Action movies often require a leap of logic from the viewer in order to make all of the pieces fall into place. But in the case of Man on a Ledge, the first big Hollywood feature from Danish documentary Director Asger Leth (Ghosts of Cité Soleil) and bona fide big, mindless mess of clichés and boobs and cops, that leap may just be a little too much for your brain to handle, lest it wind up splattered on the pavement below.
Man (played by blank slate of bland ruggedness, Sam Worthington, failing miserably at attempting not to sound Australian) ends up on Ledge (played stoically by New York’s Roosevelt Hotel), as a part of his grand plan to clear his name and get out of a 25 year prison sentence.
You see, Man (who also answers to Nick Cassidy) is a fugitive who insists he was wrongly imprisoned for stealing the $40 million Monarch Diamond from lizard-y real estate tycoon (Ed Harris: possibly an animatronic version).
As Nick perches on the ledge of the 21st floor, creating a spectacle for the New Yorkers and news crews below and stalling for time while toying with an emotional baggage-laden police negotiator named Lydia (Elizabeth Banks), Nick’s brother Joey (Brit Jamie Bell sporting an impressive New York accent) and Joey’s stereotypically hot and spicy Latina girlfriend Angie (the gloriously named Genesis Rodriguez) are attempting to pull off a search and burgle mission across the street at the evil real estate guy’s office.
In true leap of faith fashion, it’s never explained just how these blue-collar twenty-somethings have the know-how and experience, not to mention the seemingly unlimited supply of Mission Impossible-type equipment needed to rappel down elevator shafts, blow through walls, crack safes and perform various acrobatics while attempting to circumvent million-dollar security systems. But then, TV screenwriter Pablo F. Fenjves clearly doesn’t care so why should we?
Why bother fleshing out these characters, when that time is clearly better spent making Angie peel off her standard issue slinky diamond robber catsuit to reveal a hot pink pushup bra and matching lace panties underneath? Good storytelling is so last year, ample boob shots are timeless.
Meanwhile, back on the ledge, things are getting crazy. Lydia’s desperate to get Man back inside to safety and as she starts to look deeper into his case, she realizes that everything may not be on the up and up.

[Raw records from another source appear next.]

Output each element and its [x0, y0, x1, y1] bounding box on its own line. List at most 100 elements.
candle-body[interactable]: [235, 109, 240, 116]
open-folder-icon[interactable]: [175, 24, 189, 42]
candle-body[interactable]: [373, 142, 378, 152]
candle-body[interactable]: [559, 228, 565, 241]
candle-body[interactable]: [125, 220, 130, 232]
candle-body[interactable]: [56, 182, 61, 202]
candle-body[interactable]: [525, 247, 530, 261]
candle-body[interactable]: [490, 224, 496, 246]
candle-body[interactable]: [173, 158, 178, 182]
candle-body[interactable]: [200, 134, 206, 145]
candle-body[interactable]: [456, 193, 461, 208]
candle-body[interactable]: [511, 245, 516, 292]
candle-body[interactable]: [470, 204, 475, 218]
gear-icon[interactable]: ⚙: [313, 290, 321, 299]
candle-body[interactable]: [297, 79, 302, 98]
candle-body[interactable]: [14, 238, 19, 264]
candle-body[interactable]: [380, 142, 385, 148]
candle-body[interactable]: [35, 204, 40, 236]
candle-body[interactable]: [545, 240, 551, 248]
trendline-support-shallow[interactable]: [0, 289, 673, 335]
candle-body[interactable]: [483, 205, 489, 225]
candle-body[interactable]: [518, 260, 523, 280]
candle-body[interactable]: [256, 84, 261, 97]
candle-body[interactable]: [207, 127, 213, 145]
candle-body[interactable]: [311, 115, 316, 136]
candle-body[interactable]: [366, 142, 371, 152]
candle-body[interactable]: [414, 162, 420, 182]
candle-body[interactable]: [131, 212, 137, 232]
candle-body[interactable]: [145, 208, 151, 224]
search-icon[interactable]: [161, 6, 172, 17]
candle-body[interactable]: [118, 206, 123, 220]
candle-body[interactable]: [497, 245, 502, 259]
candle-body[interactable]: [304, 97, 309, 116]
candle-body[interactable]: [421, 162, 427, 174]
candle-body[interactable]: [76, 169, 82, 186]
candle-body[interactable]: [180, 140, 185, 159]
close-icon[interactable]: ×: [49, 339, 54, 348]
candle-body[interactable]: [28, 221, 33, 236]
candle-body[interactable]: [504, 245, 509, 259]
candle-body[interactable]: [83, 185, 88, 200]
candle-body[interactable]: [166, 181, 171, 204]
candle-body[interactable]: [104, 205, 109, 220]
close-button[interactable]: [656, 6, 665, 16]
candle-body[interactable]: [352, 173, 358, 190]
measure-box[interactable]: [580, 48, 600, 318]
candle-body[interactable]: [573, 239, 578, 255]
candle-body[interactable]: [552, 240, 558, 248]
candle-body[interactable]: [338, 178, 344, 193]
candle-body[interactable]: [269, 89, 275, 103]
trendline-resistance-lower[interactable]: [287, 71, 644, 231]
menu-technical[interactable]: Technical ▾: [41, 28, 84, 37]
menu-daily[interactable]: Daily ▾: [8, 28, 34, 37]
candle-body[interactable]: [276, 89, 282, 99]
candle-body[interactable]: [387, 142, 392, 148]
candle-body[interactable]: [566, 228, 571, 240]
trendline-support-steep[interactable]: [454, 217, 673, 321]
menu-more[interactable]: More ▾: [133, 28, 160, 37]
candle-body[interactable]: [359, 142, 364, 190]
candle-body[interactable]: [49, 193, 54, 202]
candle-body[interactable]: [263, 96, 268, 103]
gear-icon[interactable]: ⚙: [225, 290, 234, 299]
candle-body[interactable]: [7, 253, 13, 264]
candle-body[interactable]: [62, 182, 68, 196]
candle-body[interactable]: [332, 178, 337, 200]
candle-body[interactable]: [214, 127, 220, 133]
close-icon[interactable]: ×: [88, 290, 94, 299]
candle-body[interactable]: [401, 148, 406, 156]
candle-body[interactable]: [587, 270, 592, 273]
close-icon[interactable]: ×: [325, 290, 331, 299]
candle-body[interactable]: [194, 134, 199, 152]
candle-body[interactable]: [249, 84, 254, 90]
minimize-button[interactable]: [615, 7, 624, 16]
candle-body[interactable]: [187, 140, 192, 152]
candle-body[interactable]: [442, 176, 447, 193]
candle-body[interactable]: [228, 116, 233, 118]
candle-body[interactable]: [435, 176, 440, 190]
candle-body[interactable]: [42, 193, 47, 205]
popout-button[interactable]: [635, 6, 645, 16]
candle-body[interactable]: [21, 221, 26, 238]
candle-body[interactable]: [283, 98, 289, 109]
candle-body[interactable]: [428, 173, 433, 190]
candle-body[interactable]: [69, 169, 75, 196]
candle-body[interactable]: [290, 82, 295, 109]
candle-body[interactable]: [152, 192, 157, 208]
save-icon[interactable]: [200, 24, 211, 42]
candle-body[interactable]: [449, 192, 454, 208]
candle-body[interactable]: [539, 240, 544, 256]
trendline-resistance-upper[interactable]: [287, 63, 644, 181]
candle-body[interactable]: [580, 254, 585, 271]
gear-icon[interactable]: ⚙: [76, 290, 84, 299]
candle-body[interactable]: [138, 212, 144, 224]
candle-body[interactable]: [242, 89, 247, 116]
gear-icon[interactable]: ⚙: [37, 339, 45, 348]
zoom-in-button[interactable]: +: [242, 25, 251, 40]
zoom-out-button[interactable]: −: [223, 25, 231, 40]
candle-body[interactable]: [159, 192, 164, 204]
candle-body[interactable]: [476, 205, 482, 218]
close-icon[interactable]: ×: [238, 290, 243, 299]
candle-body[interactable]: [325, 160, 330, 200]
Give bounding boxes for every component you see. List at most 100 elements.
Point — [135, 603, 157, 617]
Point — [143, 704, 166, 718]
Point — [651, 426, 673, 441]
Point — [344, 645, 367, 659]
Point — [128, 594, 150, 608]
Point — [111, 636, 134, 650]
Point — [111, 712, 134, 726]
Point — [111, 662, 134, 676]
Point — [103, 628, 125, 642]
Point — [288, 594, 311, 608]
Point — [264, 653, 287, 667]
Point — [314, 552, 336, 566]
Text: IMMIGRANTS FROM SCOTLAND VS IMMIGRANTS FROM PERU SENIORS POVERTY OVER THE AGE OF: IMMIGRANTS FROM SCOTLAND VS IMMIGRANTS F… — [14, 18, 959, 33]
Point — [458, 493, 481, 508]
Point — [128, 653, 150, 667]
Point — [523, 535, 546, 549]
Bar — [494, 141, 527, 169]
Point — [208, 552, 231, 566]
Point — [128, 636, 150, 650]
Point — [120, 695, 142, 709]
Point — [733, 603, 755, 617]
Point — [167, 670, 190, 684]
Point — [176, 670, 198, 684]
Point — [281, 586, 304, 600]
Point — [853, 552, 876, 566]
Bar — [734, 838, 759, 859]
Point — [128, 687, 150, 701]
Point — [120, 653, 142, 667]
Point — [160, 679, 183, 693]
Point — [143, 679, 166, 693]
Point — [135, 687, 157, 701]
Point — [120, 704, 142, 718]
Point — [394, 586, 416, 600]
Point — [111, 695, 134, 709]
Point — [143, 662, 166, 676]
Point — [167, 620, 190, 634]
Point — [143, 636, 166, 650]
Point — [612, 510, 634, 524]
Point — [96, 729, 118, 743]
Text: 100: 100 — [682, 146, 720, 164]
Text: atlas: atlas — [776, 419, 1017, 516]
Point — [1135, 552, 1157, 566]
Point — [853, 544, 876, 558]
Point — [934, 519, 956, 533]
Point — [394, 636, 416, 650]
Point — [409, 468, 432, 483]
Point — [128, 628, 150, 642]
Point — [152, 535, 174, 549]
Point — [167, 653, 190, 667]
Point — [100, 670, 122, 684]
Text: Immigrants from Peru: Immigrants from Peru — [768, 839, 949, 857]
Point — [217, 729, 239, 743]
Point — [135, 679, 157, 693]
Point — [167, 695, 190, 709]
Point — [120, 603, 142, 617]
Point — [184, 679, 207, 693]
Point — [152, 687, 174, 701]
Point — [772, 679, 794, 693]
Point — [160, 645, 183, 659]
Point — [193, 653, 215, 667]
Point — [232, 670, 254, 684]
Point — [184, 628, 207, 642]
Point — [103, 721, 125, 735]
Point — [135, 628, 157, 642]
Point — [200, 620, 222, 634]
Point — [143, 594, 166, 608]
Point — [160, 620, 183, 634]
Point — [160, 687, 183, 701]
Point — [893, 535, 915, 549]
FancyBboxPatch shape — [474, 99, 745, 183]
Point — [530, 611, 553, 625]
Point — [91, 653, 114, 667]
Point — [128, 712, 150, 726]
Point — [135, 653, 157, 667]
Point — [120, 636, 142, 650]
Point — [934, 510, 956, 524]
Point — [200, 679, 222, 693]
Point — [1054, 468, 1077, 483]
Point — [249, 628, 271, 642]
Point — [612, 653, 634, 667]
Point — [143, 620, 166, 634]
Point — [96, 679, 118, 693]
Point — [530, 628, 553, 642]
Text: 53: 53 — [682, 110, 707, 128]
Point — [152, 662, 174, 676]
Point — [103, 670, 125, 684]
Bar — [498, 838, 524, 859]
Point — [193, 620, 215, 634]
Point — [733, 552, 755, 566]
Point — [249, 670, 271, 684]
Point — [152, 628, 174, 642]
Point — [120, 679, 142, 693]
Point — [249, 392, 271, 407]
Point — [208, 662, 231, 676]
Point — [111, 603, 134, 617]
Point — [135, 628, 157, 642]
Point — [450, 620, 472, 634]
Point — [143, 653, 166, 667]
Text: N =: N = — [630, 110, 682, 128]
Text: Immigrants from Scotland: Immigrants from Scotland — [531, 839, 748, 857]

Could Nick’s former partner (Anthony Mackie) know more than he’s telling? Why is her squad leader (Titus Welliver) so quick to send in the SWAT team? Is there a valid reason for Ed Burns’ presence in this movie?! So many questions so little time, tension or general sense of cinematic peril.
This supposedly twisty and turny heist picture plods along in workmanlike fashion, revealing each eye-rollingly far-fetched plot development, yes, with an odd sense of humour, but also with a tin ear for how these types of movies are supposed to sound and feel.
Gone is the irresistible, knowingly giddy energy inherent in good heist stories, replaced with a reheated, almost parody of the genre that isn’t quite tongue-in-cheek enough to suggest that anyone making the film was in on the joke.
In fact, Man on a Ledge kind of exists in a weird genre purgatory: too dull to be action, too silly to be drama, too dumb to be a thrilling character-driven piece. It just kind of teeters there on the brink of ridiculousness, hoping you don’t think too hard about the events unfolding in front of you.